Designs for that segment are underway, McBrayer said.
The rest of the money -- $950,000 -- will be used to design and build the trail from Poppy Hill Road to Clarendon Road, including the addition of a trail head there.
The Cox family, which owns the Clarendon Farms property along U.S. 21, has donated the right-of-way for the trail, according to McBrayer.
That portion, previously inaccessible to the public, will have a much different feel from the rest of the trail, he added.
"It's gorgeous," McBrayer said Thursday. "It goes through woodland and beside a lake and crosses a stream. It's really pretty."
County council members applauded after his presentation last week, and said they were overwhelmed by the foundation's generosity.
McBrayer noted the trail's progress is miles ahead of its goals.
"Ten years ahead of the people who thought it could be done. A lifetime ahead of all the people who said it would never get done," added Joe DeVito, president of Friends of the Spanish Moss Trail. "And there were a lot of them."

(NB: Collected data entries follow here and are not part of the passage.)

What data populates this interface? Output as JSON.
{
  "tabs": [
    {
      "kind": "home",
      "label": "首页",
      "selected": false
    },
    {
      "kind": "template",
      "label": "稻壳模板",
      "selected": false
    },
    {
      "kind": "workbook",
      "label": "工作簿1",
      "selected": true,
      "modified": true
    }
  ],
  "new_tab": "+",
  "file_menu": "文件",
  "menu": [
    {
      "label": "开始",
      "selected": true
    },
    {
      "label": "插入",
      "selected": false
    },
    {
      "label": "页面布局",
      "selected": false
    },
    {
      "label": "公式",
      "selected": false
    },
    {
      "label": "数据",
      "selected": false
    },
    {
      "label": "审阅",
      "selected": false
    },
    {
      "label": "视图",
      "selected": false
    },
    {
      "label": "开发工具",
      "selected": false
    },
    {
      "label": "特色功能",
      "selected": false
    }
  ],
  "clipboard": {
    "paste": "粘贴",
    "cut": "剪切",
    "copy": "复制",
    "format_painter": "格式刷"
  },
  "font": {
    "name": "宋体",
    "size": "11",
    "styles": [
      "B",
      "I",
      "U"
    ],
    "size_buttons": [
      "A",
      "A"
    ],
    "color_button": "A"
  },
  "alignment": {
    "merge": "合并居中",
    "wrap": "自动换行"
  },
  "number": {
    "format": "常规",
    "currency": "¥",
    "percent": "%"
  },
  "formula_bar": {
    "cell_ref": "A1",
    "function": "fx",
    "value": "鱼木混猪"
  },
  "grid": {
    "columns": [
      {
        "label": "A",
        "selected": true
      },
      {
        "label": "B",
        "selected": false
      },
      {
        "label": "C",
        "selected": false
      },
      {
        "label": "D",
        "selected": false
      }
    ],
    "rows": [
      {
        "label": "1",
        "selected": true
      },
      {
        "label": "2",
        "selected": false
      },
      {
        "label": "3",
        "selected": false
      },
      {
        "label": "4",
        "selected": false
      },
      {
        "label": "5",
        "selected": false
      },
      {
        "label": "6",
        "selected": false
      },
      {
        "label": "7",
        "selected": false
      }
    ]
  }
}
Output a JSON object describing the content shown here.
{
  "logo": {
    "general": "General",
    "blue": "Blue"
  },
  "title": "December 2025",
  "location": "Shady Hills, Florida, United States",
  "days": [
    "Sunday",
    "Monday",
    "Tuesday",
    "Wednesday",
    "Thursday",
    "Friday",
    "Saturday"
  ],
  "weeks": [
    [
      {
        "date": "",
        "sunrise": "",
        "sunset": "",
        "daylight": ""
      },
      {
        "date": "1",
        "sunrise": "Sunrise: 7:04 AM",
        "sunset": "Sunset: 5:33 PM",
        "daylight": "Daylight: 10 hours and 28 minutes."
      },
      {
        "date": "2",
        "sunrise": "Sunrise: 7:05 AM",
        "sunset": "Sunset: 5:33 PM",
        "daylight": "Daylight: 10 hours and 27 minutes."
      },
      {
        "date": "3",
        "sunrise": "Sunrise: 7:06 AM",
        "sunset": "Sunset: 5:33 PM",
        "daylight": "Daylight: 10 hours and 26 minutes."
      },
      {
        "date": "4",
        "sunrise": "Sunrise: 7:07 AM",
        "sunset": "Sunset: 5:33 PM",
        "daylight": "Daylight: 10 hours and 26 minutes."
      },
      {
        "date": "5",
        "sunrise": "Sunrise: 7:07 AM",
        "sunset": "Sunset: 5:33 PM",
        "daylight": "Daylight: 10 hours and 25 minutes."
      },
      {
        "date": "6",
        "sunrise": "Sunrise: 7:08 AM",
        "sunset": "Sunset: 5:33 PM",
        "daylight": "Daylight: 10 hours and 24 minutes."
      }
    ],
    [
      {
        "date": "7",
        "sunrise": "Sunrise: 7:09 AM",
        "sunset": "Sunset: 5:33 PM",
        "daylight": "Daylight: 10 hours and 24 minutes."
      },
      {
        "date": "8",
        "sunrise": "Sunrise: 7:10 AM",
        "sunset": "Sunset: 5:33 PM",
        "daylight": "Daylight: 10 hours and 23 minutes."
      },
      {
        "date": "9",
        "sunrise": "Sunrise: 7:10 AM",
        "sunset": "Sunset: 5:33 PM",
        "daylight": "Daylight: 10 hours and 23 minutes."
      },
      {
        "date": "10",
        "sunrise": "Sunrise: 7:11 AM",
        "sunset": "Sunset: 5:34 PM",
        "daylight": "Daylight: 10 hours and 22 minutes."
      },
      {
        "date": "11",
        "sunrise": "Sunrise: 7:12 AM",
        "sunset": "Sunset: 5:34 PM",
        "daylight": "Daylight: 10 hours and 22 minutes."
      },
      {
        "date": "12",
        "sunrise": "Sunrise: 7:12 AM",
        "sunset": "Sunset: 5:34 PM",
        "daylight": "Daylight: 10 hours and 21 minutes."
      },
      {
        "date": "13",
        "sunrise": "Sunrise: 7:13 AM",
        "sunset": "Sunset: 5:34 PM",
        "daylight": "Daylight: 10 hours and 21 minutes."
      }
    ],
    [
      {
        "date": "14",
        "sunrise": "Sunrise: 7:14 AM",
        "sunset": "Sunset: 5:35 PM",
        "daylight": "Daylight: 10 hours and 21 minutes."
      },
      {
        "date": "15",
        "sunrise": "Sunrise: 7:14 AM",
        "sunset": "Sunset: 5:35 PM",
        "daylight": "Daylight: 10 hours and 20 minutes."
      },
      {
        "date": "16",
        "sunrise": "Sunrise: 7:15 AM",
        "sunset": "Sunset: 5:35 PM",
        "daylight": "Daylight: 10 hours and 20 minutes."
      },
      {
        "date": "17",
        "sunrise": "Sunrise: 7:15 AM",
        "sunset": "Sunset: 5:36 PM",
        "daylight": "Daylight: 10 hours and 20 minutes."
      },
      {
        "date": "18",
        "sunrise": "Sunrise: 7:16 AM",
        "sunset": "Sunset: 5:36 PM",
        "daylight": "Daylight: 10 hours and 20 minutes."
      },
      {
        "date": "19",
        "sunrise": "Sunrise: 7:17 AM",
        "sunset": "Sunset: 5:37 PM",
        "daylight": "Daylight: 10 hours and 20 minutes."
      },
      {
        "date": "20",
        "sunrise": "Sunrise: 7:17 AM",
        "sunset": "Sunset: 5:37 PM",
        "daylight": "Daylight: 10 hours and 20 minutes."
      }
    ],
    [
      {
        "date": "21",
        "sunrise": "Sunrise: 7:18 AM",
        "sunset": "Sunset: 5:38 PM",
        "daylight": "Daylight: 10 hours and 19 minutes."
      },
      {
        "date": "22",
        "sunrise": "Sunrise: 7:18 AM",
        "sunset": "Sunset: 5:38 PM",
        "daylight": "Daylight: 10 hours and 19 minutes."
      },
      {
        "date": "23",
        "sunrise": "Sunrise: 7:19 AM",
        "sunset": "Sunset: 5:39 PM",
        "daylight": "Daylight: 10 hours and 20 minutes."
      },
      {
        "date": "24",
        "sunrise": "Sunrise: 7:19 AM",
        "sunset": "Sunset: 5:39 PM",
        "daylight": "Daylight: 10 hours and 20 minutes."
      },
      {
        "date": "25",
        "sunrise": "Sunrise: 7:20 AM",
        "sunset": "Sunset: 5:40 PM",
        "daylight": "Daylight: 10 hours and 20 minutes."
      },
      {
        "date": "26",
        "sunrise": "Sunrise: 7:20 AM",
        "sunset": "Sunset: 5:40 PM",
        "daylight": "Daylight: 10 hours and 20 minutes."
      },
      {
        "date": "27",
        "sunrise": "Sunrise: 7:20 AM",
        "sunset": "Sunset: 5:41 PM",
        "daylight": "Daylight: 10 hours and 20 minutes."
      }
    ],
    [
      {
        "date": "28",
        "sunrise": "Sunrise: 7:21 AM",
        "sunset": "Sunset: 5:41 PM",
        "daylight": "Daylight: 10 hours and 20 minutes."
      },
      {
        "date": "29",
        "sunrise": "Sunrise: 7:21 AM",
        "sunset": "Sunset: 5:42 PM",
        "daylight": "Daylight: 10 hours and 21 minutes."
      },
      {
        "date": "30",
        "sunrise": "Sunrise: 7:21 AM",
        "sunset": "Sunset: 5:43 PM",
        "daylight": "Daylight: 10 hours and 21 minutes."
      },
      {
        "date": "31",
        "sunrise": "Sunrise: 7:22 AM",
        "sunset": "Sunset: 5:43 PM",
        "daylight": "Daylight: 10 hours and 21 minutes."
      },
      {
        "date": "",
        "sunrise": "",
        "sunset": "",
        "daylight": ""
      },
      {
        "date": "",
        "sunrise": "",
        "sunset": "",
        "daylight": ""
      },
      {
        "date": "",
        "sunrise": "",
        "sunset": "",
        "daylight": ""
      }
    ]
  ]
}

The announcement of the new gifts coincided with the groundbreaking of another phase of the trail already funded, a segment from Depot Road to Broad River Boulevard. That work is expected to be completed by late fall.
The city of Beaufort wants to change its unified development code to allow certain uses like trail-related businesses and restaurants with no drive-thrus along the trail's Depot area, which is currently a limited industrial district.